Dame cigale, en la belle saison,
Où tout se trouve en abondance,
Ne pensant qu'à faire bombance,
Chantait, sautait de buisson en buisson ;
Et de la Fourmi, sa voisine,
Raillait l'humeur chagrine.
A son compte toujours pensant à l'avenir,
L'avare de son bien ne savait pas jouir.
Sans cesse accumuler, quelle étrange folie !
La Fourmi cependant allait toujours son train.
Et sa dépense était remplie
Abondamment du meilleur grain.
Comme en ce bas monde tout passe !
Du beau temps l'hiver prit la place.
Aux champs, plus d'herbe ni de fleur,
Tout fut brûlé par la saison glaciale.
N'ayant rien gardé, la cigale
Très-fréquemment dinait par cœur.
Elle allait périr de misère :
En cette extrémité que faire ?
Je connais bien, dit-elle, un grenier bien fourni ;
Mais cette avare, la fourmi,
Ne m'en ouvrira pas la porte.
Allons la trouver cependant ;
Car autrement, Je suis une cigale morte.
Elle y va ; la fourmi soudain
Lui donne un sac du meilleur grain ;
Puis ajoute : Voyez, ma mie,
A quoi sert mon économie !
Aurois-je pu sans elle ainsi tous soulager !
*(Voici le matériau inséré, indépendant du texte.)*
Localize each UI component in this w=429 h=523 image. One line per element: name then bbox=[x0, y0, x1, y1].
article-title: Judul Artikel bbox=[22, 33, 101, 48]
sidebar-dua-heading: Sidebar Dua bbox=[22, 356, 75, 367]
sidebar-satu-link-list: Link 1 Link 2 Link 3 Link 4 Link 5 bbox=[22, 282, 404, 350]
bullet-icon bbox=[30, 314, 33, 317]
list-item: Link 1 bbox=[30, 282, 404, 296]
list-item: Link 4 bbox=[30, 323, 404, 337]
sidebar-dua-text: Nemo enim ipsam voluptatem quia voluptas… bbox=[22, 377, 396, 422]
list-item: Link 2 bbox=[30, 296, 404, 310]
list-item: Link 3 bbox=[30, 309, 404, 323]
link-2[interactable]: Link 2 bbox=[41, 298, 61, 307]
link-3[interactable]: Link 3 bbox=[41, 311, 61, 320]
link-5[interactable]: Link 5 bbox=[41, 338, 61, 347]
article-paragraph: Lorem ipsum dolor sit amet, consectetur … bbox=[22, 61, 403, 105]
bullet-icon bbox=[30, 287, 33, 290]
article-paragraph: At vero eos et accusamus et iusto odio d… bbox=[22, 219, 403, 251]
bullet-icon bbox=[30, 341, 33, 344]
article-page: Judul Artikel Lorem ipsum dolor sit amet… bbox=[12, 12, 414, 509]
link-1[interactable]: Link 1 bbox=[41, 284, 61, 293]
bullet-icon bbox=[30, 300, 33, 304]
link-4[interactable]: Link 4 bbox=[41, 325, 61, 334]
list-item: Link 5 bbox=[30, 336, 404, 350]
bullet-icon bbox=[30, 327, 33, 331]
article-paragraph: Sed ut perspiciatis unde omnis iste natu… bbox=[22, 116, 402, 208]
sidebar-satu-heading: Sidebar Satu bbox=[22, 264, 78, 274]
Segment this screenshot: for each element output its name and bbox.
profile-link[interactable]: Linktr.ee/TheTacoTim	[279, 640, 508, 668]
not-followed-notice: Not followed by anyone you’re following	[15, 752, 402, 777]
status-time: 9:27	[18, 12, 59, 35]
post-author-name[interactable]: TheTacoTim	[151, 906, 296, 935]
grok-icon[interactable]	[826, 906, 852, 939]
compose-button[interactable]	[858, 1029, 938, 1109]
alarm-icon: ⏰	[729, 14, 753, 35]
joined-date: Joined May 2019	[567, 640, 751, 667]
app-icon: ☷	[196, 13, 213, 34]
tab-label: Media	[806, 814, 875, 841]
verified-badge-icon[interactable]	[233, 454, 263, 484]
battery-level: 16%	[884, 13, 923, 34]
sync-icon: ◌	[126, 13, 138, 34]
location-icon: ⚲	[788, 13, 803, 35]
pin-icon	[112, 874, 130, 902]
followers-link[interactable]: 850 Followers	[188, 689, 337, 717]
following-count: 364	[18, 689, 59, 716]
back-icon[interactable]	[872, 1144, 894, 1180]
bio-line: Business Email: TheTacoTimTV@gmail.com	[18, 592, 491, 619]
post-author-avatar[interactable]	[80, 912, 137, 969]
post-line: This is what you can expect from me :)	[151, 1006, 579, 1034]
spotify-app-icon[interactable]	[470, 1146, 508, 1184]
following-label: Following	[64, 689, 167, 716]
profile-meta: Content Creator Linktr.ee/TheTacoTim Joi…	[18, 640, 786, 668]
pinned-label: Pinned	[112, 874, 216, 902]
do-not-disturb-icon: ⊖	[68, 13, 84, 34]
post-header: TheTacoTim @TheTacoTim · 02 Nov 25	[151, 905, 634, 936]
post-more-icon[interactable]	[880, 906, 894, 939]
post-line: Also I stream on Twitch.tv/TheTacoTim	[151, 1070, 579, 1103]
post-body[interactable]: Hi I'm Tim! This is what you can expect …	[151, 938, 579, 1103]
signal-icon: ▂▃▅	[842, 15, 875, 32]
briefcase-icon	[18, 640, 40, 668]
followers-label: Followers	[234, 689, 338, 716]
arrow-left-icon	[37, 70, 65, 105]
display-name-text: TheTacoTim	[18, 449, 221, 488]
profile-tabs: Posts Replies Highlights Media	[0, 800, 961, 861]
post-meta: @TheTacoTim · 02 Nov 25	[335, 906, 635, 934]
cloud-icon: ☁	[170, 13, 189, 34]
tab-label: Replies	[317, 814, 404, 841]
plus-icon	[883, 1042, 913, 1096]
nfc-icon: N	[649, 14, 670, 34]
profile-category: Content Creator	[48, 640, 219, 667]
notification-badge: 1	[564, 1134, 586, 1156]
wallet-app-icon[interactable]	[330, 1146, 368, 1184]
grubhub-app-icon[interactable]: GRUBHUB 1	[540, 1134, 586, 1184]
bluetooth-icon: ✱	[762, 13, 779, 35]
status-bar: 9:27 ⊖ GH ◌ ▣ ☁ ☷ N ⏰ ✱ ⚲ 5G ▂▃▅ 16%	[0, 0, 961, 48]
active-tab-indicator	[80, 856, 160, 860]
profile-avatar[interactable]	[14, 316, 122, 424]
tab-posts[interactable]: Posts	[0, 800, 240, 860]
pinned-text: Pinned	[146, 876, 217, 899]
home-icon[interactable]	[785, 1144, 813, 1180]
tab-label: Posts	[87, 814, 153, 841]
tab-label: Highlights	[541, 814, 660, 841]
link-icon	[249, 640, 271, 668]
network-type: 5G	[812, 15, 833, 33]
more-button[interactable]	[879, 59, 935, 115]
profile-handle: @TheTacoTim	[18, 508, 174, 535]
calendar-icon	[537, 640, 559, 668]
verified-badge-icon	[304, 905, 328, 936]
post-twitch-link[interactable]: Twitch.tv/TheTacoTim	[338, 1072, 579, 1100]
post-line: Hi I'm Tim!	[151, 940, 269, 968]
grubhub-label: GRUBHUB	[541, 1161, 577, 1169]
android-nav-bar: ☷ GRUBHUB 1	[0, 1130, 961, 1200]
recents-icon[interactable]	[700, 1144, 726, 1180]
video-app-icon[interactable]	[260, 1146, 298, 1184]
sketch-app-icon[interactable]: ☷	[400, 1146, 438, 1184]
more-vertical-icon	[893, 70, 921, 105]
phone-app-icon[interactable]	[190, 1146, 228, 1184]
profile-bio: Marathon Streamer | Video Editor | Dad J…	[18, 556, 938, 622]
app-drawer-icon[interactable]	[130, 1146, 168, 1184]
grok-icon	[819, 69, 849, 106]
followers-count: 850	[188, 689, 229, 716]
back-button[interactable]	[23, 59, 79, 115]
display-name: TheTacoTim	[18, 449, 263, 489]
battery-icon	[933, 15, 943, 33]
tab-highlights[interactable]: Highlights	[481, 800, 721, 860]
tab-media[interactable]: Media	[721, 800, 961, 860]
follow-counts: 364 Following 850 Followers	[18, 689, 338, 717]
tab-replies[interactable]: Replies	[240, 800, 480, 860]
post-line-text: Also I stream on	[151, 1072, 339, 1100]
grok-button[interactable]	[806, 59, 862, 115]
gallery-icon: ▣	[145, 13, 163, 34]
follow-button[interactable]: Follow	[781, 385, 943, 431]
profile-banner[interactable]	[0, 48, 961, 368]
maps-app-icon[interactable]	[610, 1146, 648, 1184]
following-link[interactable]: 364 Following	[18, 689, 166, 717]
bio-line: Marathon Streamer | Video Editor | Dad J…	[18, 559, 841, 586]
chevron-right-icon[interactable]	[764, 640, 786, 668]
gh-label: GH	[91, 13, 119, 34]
Et jouir du plaisir si doux de partager ?
Cependant soyez diligente ;
Vous n'aurez pas toujours un tel appui :
Car quand on compte sur autrui,
On est souvent trompé dans son attente.
Ce même sujet a été traité par le célèbre LA FONTAINE, et si J'ai osé le remanier après lui, c'est que, suivant la remarque d'un écrivain, non moins fameux dans un autre genre, la moralité de sa fable est mauvaise, ou présente du moins un mauvais côté.